The Media in the Press 25.2.10

The Guardian has been reporting, for some time, allegations of illegal phone tapping by the News of the World, some of which were proven and led to the imprisonment of a royal correspondent three years ago  and which prompted a committee of MPs to say, the other day, NoW executives who gave evidence to them about the claims were suffering from “collective amnesia” and “deliberate obfuscation”.

Today, the paper splashes: “David Cameron's communications director, Andy Coulson, today came under fresh pressure to defend his editorship of the News of the World and his knowledge about the illegal activities of his journalists amid new allegations about the paper's involvement with private detectives who broke the law.

“The Guardian has learned that, while Coulson was still editor of the tabloid, the newspaper employed a freelance private investigator even though he had been accused of corrupting police officers and had just been released from a seven-year prison sentence for blackmail.

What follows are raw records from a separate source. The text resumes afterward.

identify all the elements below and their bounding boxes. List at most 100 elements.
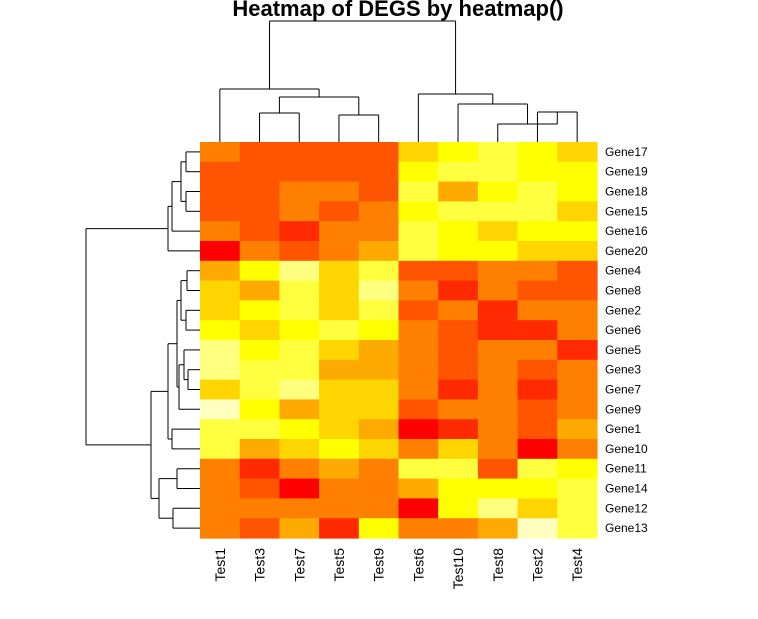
heatmap-cell <box>279 142 320 163</box>
heatmap-cell <box>477 142 519 163</box>
heatmap-cell <box>438 439 479 460</box>
row-label: Gene1 <box>605 422 641 436</box>
heatmap-cell <box>358 221 400 242</box>
heatmap-cell <box>239 161 280 183</box>
heatmap-cell <box>398 359 439 381</box>
heatmap-cell <box>279 399 320 420</box>
heatmap-cell <box>438 221 479 242</box>
heatmap-cell <box>200 221 241 242</box>
heatmap-cell <box>398 340 439 361</box>
heatmap-cell <box>358 458 400 480</box>
heatmap-cell <box>398 399 439 420</box>
heatmap-cell <box>438 260 479 282</box>
heatmap-cell <box>517 359 558 381</box>
heatmap-cells <box>200 142 598 539</box>
row-label: Gene9 <box>605 402 641 416</box>
heatmap-cell <box>438 498 479 519</box>
heatmap-cell <box>438 419 479 440</box>
heatmap-cell <box>517 300 558 321</box>
heatmap-cell <box>557 280 598 301</box>
heatmap-cell <box>517 161 558 183</box>
heatmap-cell <box>557 201 598 222</box>
heatmap-cell <box>477 439 519 460</box>
row-label: Gene16 <box>605 224 648 238</box>
heatmap-cell <box>398 518 439 539</box>
column-label: Test10 <box>450 548 466 589</box>
heatmap-cell <box>239 478 280 499</box>
row-label: Gene2 <box>605 303 641 317</box>
heatmap-cell <box>358 260 400 282</box>
row-label: Gene3 <box>605 363 641 377</box>
heatmap-cell <box>319 221 360 242</box>
heatmap-cell <box>557 241 598 262</box>
heatmap-cell <box>200 379 241 400</box>
heatmap-cell <box>200 201 241 222</box>
heatmap-cell <box>279 181 320 202</box>
heatmap-cell <box>477 161 519 183</box>
row-labels: Gene17 Gene19 Gene18 Gene15 Gene16 Gene20 Gene… <box>605 145 648 535</box>
chart-title: Heatmap of DEGS by heatmap() <box>232 0 563 21</box>
heatmap-cell <box>319 478 360 499</box>
heatmap-cell <box>557 359 598 381</box>
heatmap-cell <box>398 181 439 202</box>
heatmap-cell <box>319 498 360 519</box>
heatmap-cell <box>239 439 280 460</box>
heatmap-cell <box>239 280 280 301</box>
heatmap-cell <box>477 478 519 499</box>
column-label: Test6 <box>410 548 426 582</box>
heatmap-cell <box>557 439 598 460</box>
row-label: Gene8 <box>605 284 641 298</box>
heatmap-cell <box>398 419 439 440</box>
column-label: Test8 <box>490 548 506 582</box>
heatmap-cell <box>358 359 400 381</box>
heatmap-cell <box>557 142 598 163</box>
heatmap-cell <box>358 340 400 361</box>
heatmap-cell <box>279 320 320 341</box>
heatmap-cell <box>398 280 439 301</box>
heatmap-cell <box>319 359 360 381</box>
heatmap-cell <box>279 439 320 460</box>
heatmap-cell <box>438 478 479 499</box>
row-label: Gene17 <box>605 145 648 159</box>
heatmap-cell <box>517 340 558 361</box>
heatmap-cell <box>358 300 400 321</box>
heatmap-cell <box>200 340 241 361</box>
heatmap-cell <box>239 142 280 163</box>
heatmap-cell <box>239 181 280 202</box>
heatmap-cell <box>477 399 519 420</box>
column-dendrogram <box>219 20 578 142</box>
heatmap-cell <box>358 181 400 202</box>
heatmap-cell <box>200 399 241 420</box>
row-label: Gene10 <box>605 442 648 456</box>
heatmap-cell <box>477 340 519 361</box>
heatmap-cell <box>517 419 558 440</box>
heatmap-cell <box>557 181 598 202</box>
heatmap-cell <box>477 300 519 321</box>
heatmap-cell <box>319 399 360 420</box>
heatmap-cell <box>279 201 320 222</box>
heatmap-cell <box>358 201 400 222</box>
heatmap-cell <box>517 478 558 499</box>
heatmap-cell <box>477 498 519 519</box>
heatmap-cell <box>557 498 598 519</box>
heatmap-cell <box>557 320 598 341</box>
heatmap-cell <box>200 458 241 480</box>
heatmap-cell <box>517 241 558 262</box>
heatmap-cell <box>438 201 479 222</box>
heatmap-cell <box>517 439 558 460</box>
heatmap-cell <box>557 458 598 480</box>
heatmap-cell <box>200 518 241 539</box>
heatmap-cell <box>319 340 360 361</box>
heatmap-cell <box>200 320 241 341</box>
heatmap-cell <box>557 260 598 282</box>
heatmap-cell <box>279 300 320 321</box>
heatmap-cell <box>239 320 280 341</box>
heatmap-cell <box>438 181 479 202</box>
heatmap-cell <box>319 161 360 183</box>
heatmap-cell <box>279 221 320 242</box>
heatmap-cell <box>319 260 360 282</box>
row-label: Gene6 <box>605 323 641 337</box>
heatmap-cell <box>517 518 558 539</box>
heatmap-cell <box>438 280 479 301</box>
heatmap-cell <box>477 260 519 282</box>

“The private eye was well known to the News of the World, having worked for the paper for several years before he was jailed, when Coulson was deputy editor. He was rehired when he was freed.”

The story is backed up with a two-page feature (pages 10-11), complete with fancy graphics.

Page 12 of the Scottish Daily Mail, meanwhile, reports adverse reaction to BBC TV last Friday placing at the top of its news agenda an apology by golfer, Tiger Woods, about his extra-marital affairs. “The BBC has faced fresh accusations of dumbing down over its extensive coverage of Tiger Woods's apology last week. Scores of viewers complained about the golfer being the top story on the day 1600 workers lost their jobs as the North-East's last steel plant was shut down.”

The report continues: “Last Friday also saw British Gas report a 50 per cent profit rise despite the economic downturn, while it emerged that another British soldier had been killed fighting the Taliban. But rather than leading with these stories, the golfer's public apology for a string of extra-marital affairs, was chosen as the headline story on BBC1's main evening bulletin. The corporation received 283 formal complaints, while many more voiced their dissatisfaction on internet messageboards.”

Google is also in the news. Says The Scotsman (page 8 of its business supplement): “Web search giants Google has been ordered to address allegations from rivals that it actively demotes their websites in its search rankings. The European Commission revealed yesterday it had asked the internet heavyweight to look into the matter after receiving complaints from three of its rivals.”

But the Scottish Daily Mail (page 35) takes a different tack: “Three Google bosses have been found guilty of violating privacy laws after a video of an autistic boy being punched and kicked was posted on the internet. The case is the first of its kind and has raised concerns over web freedom. The footage, posted on Google Video in September 2006, showed an autistic teenager cowering as he was attacked by four boys at a school in Turin, Italy.”

It continues: “Judge Oscar Magi delivers his verdict today. He sentenced the three executives to a six-month suspended sentence and absolved them of defamation charges. Prosecutors in Milan argued that the video violated the boy's privacy and should have been taken down more quickly, but lawyers for Google said it was impossible to regulate the thousands of hours of footage uploaded every day to sites such as Google Video and YouTube.”

The Guardian has the same, conviction angle on its front page, suggesting the conviction then “escalated into a diplomatic incident when the US ambassador took the unusual step of deploring the verdict”. But it's a side tale to its Coulson story.

Moving on, and page 3 of The Herald says that ITV presenter, Lisa Aziz, is “leaving for personal reasons”. It follows her withdrawing, and apologising, for a series of race, sex and age discrimination allegations she made against colleagues.

And finally, the Guardian, on page 6, reports an anticipated Home Office recommendation that 'lads mags', Nuts and Zoo, should be made 'top shelf titles' with age restrictions on their sale.